Provides a collection of self-labeled techniques for semi-supervised classification. In semi-supervised classification, both labeled and unlabeled data are used to train a classifier. This learning paradigm has obtained promising results, specifically in the presence of a reduced set of labeled examples. This package implements a collection of self-labeled techniques to construct a classification model. These techniques enlarges the original labeled set using the most confident predictions to classify unlabeled data. The techniques implemented can be applied to classification problems in several domains by the specification of a suitable supervised base classifier. At low ratios of labeled data, it can be shown to perform better than classical supervised classifiers.

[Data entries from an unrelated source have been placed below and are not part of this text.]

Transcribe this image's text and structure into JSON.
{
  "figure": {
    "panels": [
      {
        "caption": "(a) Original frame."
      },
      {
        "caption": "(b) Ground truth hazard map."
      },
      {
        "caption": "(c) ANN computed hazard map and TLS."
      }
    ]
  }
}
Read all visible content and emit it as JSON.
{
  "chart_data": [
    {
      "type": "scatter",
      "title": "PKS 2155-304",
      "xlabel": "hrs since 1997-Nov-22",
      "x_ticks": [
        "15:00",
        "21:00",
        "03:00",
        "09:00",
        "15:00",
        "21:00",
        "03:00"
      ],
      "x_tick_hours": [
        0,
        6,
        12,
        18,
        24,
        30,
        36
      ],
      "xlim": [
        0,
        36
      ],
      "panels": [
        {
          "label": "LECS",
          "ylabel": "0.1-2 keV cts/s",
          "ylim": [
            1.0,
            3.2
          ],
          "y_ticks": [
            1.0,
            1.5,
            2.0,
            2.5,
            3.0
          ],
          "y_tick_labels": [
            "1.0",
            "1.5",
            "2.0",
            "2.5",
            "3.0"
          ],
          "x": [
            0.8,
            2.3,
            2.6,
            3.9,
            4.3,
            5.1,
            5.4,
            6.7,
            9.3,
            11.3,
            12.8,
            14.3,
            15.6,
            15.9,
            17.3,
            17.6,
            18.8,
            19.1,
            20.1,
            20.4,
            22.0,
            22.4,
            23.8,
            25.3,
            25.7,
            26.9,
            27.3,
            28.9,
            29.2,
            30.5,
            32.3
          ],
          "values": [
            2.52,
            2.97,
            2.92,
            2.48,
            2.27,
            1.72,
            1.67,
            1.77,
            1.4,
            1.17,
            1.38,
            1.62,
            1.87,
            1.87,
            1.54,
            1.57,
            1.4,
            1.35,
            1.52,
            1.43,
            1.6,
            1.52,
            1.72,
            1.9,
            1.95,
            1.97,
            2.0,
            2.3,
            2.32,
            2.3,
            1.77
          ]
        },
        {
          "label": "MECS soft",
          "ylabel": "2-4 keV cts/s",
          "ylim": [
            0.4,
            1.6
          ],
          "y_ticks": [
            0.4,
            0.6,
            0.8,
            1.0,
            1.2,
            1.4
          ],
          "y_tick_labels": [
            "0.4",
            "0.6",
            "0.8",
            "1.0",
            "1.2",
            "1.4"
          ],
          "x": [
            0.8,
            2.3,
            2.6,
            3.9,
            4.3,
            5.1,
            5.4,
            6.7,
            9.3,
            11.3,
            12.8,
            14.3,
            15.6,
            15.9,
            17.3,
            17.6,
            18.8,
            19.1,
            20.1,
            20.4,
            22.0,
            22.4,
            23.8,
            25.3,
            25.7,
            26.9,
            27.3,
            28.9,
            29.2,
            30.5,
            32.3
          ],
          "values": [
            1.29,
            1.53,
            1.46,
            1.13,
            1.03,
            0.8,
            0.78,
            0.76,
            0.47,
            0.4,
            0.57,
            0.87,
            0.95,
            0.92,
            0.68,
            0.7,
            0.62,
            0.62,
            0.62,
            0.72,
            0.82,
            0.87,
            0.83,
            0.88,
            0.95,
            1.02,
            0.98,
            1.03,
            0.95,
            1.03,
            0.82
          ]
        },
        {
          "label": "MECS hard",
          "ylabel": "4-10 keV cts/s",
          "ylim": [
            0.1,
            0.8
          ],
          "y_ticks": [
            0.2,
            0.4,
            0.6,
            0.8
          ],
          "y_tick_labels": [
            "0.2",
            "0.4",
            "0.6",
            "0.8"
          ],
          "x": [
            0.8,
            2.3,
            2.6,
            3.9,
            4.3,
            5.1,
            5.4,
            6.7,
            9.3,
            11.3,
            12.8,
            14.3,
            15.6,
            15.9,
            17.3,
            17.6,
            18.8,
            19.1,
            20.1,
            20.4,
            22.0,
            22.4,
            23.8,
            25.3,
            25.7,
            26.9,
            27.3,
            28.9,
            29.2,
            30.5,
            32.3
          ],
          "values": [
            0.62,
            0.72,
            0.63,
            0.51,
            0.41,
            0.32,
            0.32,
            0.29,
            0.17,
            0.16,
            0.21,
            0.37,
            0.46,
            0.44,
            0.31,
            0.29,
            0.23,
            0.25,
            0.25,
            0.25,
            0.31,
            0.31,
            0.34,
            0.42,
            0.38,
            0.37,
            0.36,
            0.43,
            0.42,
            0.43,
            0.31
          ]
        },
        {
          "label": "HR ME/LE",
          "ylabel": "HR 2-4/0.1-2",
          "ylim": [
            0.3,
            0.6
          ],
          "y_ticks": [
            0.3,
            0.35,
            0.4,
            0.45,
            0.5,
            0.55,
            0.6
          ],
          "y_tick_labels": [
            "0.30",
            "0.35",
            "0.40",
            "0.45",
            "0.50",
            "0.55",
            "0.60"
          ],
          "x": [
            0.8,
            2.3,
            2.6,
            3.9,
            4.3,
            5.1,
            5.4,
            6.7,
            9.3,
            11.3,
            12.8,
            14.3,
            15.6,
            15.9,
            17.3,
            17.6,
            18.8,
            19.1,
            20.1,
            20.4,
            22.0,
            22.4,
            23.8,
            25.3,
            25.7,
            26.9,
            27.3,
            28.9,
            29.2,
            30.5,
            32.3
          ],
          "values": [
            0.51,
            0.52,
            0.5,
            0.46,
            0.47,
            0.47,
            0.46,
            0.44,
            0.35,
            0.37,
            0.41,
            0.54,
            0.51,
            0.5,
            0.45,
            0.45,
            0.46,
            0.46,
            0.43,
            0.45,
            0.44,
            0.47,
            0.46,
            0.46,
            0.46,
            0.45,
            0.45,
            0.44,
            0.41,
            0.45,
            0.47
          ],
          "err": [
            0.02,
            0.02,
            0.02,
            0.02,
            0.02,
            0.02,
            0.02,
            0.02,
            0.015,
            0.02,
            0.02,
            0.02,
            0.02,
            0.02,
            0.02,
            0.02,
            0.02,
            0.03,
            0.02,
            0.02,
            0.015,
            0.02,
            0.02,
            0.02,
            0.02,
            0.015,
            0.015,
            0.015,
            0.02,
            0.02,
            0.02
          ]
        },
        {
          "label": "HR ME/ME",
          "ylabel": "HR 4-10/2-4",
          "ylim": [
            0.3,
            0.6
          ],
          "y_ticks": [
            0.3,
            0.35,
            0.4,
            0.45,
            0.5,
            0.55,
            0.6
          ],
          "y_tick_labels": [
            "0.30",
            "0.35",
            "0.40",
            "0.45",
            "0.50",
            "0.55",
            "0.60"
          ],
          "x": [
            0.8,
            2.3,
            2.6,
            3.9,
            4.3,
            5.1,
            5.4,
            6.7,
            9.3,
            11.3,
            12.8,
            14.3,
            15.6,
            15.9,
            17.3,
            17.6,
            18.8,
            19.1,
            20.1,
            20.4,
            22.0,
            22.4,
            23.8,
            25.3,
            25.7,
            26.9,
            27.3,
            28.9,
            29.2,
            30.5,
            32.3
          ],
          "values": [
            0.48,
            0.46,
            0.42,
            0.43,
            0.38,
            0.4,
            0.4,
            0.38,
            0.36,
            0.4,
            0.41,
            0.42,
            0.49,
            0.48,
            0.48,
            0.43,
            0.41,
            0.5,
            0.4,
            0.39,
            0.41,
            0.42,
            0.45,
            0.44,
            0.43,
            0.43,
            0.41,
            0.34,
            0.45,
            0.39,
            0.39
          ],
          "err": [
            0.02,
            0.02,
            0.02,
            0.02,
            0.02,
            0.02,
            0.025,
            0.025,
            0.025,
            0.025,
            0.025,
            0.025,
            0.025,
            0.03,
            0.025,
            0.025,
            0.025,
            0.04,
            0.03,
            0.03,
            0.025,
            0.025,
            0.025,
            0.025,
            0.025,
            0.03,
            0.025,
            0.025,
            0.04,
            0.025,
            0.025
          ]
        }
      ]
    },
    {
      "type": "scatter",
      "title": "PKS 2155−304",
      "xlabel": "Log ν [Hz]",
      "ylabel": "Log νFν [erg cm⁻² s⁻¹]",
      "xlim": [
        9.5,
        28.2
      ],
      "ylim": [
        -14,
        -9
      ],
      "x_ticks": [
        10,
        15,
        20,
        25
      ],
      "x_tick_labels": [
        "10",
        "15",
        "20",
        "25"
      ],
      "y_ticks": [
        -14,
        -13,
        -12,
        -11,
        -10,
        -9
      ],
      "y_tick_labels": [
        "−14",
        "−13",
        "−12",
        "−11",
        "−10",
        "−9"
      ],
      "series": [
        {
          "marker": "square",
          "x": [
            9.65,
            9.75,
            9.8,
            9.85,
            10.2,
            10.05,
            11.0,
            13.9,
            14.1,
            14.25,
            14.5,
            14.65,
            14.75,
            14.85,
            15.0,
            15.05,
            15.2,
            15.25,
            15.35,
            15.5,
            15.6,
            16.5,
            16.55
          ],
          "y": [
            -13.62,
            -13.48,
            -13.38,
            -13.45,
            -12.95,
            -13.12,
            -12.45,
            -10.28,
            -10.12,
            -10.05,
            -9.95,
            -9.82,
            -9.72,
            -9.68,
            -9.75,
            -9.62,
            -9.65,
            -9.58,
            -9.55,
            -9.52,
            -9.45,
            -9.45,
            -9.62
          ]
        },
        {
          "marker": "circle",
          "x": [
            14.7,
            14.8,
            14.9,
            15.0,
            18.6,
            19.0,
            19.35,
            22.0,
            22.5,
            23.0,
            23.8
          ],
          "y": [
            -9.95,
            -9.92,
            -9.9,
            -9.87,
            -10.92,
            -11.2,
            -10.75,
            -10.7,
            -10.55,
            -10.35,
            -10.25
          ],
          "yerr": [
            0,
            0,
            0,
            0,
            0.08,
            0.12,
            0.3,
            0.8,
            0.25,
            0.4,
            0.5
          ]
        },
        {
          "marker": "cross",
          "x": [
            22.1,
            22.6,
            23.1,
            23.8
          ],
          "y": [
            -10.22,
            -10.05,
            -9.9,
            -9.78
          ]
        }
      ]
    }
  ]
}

You can install ssc from github with:
This is a basic example which shows you how to solve a common problem:
library(ssc)
## Load Iris data set
data(iris)
x <- iris[, -5] # instances without classes
x <- as.matrix(x)
y <- iris$Species
## Prepare data
set.seed(1)
# Use 50% of instances for training
tra.idx <- sample(x = length(y), size = ceiling(length(y) * 0.5))
xtrain <- x[tra.idx,] # training instances
ytrain <- y[tra.idx] # classes of training instances
# Use 70% of train instances as unlabeled set
tra.na.idx <- sample(x = length(tra.idx), size = ceiling(length(tra.idx) * 0.7))
ytrain[tra.na.idx] <- NA # remove class information of unlabeled instances
# Use the other 50% of instances for inductive testing
tst.idx <- setdiff(1:length(y), tra.idx)
xitest <- x[tst.idx,] # testing instances
yitest <- y[tst.idx] # classes of testing instances
## Example: Training from a set of instances with 1-NN as base classifier.
library(caret)
#> Loading required package: lattice
#> Loading required package: ggplot2
m <- selfTraining(x = xtrain, y = ytrain, learner = knn3, learner.pars = list(k = 1))
pred <- predict(m, xitest)
table(pred, yitest)
#> yitest
#> pred setosa versicolor virginica
#> setosa 24 0 0
#> versicolor 0 22 9
#> virginica 0 0 20
The ssc package implements the following self-labeled techniques:
selfTraining, setred and snnrce are single-classifier based. coBC, democratic and triTraining are multi-classifier based.